The question now is whether Starmer has managed to convince his group that he is the best person to lead the party out of the crisis. Labor MP Catherine West gave him an ultimatum at the weekend: If no one in his cabinet runs against him by Monday, she will do it herself.

On Monday afternoon she made negative comments about Starmer’s speech, but refrained from challenging him directly. She said only that she was collecting signatures in parliament to force him to resign by September.

Her advance at the weekend did not mean that she actually had ambitions for the office of prime minister. That would also be presumptuous, because it is too insignificant for that.

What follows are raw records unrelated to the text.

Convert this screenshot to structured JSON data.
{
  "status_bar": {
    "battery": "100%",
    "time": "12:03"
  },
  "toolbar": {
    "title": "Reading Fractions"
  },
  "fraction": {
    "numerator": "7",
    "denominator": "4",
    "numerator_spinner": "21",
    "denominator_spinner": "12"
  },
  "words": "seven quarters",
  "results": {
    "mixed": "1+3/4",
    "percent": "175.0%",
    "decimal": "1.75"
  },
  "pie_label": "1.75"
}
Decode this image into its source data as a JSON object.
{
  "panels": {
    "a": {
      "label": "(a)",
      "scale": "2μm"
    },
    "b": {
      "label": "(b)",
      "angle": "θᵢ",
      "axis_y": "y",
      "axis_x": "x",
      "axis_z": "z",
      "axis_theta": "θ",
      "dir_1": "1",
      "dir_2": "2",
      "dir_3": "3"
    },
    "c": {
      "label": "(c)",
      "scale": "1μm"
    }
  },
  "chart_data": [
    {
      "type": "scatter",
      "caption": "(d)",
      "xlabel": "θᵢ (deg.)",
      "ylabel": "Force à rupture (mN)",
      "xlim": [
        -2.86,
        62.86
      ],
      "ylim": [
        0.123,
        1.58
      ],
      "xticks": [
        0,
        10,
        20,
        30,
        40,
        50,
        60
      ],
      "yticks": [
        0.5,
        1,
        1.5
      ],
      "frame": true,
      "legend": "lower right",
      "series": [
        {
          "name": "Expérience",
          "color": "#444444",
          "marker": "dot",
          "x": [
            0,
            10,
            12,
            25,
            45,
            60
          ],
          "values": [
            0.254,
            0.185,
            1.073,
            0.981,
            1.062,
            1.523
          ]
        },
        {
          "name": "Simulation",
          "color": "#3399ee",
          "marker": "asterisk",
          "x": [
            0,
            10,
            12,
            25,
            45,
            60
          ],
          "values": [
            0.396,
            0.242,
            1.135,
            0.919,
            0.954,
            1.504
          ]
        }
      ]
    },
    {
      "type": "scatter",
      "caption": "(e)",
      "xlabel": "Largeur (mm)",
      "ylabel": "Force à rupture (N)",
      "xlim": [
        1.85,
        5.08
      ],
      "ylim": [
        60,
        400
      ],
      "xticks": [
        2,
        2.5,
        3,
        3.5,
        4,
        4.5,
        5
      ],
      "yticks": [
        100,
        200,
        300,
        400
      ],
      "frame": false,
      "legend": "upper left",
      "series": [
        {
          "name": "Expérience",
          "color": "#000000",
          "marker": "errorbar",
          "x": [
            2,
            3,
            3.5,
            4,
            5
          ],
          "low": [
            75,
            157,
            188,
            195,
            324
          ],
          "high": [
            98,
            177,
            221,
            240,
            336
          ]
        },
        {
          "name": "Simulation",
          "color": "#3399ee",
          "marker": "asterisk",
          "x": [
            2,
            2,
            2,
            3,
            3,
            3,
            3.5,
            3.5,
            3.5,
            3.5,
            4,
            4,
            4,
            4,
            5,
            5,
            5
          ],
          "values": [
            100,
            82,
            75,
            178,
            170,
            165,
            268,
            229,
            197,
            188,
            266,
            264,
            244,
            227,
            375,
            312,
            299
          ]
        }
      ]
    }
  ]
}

But she acted as what is known in Britain as a “stalking horse”. She wanted to go ahead to test how far Starmer’s support still extends. If she had been able to attract at least 81 MPs to her side, the leadership election campaign would have been formally opened. Then the political heavyweights who had not yet wanted to officially oppose Starmer would have jumped on the bandwagon.

The health minister Wes Streeting, the former deputy prime minister Angela Rayner and the mayor of Greater Manchester, Andy Burnham, are being discussed as possible candidates. But Burnham would first have to be elected to the House of Commons in a by-election. Rayner is probably too left-wing for many, and Streeting’s downfall is likely to be his closeness to Peter Mandelson, the former ambassador to Washington whose previous ties to sex offender Jeffrey Epstein have dominated politics in London for months.

Catherine West’s decline could be an indication that she was unable to rally the necessary number of MPs behind her. So it’s entirely possible that Starmer will hold out, at least for the time being. Not because he electrified his group and voters with his speech, but simply because there was no suitable opposing candidate.

The crisis is not over. In a speech to a union on Monday afternoon, Rayner did not directly challenge the prime minister, but he did strongly criticize Labor’s current course. Workers were turning to populists and nationalists because Labor was not doing enough for them, she said. More than 70 Labor MPs are now publicly calling for Starmer’s resignation or at least a timetable for an orderly transition. This means the uprising is approaching the threshold of 81 MPs that would be needed to formally trigger a leadership election.

According to the British media, Interior Minister Shabana Mahmood is also one of the cabinet members who are pushing Starmer for an orderly transition. The resistance against Starmer has reached a new quality.